Il souhaite poursuivre l’amélioration de la qualité de vie sur ses campus, en impliquant notamment ses usagers (environ 75 000 étudiants et personnels) dans une démarche de consultation pérenne. L’Université a fait appel aux outils et à l’accompagnement de ConsultVox pour réaliser, avec elle, de premières séquences participatives.
Entre avril et juin 2019, elle a organisé un appel à idées auprès de ses étudiants et ses personnels pour savoir quels dispositifs ou aménagements ils souhaiteraient afin d’améliorer leur quotidien. Cet appel à idées s’est fait directement en ligne et concernait l’ensemble des campus de l’Université.
Afin d’interpeller sur cette consultation en ligne, des affiches connectées ont été placées sur différents campus au cours du mois de mai 2019. Un lien et un QR code renvoyaient vers la plateforme en ligne.
Cet appel à idées constitue une première consultation en préfiguration du budget participatif qui aura lieu à la rentrée prochaine. Si une partie des projets proposés dans le cadre de l’appel à idées pourra être réalisée à court terme, d’autres projets (qui nécessitent un temps de montage, d’analyse…) pourront être soumis au budget participatif.

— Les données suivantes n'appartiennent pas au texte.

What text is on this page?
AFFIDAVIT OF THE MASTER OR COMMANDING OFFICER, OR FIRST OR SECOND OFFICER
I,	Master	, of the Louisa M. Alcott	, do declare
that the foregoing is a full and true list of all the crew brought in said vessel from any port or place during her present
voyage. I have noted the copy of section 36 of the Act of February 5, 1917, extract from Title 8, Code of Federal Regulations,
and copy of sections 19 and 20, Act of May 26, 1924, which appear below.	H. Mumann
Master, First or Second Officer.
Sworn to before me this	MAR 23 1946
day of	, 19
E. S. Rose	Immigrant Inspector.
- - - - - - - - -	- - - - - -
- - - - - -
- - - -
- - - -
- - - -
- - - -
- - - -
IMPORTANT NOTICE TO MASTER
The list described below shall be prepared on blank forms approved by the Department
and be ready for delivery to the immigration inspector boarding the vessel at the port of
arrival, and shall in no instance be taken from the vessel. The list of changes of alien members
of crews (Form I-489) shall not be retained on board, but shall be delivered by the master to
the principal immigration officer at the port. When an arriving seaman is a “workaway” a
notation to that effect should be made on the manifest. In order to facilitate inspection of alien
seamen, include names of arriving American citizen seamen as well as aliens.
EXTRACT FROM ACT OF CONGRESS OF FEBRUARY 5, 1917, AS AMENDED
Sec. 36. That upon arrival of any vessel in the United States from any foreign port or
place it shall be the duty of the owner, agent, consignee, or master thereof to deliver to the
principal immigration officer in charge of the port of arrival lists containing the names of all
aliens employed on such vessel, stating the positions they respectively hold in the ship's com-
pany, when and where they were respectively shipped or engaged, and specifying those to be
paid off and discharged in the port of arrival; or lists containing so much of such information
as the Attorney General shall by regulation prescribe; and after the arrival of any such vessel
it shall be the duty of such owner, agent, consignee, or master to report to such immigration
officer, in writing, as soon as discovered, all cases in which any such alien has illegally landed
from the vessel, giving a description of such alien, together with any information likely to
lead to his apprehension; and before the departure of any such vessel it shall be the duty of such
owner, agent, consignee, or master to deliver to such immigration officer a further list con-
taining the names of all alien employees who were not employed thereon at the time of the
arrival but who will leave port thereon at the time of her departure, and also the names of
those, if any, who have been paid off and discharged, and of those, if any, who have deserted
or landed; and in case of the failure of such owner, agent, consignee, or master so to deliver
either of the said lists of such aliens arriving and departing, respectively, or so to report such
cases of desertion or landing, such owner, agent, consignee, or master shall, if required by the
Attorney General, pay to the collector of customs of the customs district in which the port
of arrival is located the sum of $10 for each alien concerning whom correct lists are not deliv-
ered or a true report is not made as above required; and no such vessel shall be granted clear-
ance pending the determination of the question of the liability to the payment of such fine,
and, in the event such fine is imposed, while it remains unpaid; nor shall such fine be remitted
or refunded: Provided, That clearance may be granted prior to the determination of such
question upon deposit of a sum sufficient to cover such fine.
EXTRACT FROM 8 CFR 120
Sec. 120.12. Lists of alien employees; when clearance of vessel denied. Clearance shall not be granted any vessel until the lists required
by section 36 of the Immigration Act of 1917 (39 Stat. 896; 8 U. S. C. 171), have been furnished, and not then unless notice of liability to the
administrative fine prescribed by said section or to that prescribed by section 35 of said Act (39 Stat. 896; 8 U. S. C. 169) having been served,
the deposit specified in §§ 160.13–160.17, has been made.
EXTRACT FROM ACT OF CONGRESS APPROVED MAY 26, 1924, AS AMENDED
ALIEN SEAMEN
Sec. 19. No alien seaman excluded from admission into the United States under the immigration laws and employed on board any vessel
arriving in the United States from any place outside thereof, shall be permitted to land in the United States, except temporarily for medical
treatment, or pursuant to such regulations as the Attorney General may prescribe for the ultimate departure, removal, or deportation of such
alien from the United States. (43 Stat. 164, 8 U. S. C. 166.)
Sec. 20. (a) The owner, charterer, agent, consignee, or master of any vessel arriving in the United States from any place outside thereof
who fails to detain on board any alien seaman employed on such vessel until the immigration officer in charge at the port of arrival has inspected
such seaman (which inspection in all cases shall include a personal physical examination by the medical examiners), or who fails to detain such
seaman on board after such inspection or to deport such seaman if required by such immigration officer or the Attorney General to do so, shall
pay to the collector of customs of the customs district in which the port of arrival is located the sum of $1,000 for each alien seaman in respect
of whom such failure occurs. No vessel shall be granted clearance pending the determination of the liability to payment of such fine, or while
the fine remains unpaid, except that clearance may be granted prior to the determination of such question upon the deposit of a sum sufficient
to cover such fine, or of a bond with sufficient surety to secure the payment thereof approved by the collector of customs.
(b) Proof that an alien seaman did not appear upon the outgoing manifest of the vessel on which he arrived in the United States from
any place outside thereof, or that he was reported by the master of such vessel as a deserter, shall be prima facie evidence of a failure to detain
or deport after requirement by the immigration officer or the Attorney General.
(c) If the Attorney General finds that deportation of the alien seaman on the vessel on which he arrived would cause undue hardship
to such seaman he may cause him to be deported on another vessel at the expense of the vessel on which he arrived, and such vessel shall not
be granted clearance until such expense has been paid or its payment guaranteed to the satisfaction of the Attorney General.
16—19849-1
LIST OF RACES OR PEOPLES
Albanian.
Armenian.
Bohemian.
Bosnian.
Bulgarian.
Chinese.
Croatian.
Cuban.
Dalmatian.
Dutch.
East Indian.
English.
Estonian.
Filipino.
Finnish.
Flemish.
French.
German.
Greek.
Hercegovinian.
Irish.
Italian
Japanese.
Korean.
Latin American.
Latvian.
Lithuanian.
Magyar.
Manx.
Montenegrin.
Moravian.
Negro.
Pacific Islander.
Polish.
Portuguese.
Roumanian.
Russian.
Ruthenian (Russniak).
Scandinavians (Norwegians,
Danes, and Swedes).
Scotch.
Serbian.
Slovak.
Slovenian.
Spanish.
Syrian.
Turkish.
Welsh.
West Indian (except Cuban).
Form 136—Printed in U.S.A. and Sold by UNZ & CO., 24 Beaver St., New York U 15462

Avec 232 participants pour 2 500 visiteurs, cette consultation a permis de dégager de premières thématiques de projets à suggérer (Environnement, lieux de vie, associations et solidarité, activités sportives et culturelle, mobilité…) pour le budget participatif à venir ; Et d’identifier les canaux d’information les plus pertinents pour développer une communication efficace dès la rentrée.
L’Université de Lille s’est engagée à répondre individuellement à chacune des contributions publiées sur l’appel à idées et à faire une synthèse globale des idées qui en ont émergées.
L’intelligence collective comme moyen de produire une décision partagée et concertée constitue une véritable opportunité. Notamment pour les Universités dont la vie de campus symbolise l’inclusion et le bien-être des étudiants et personnels.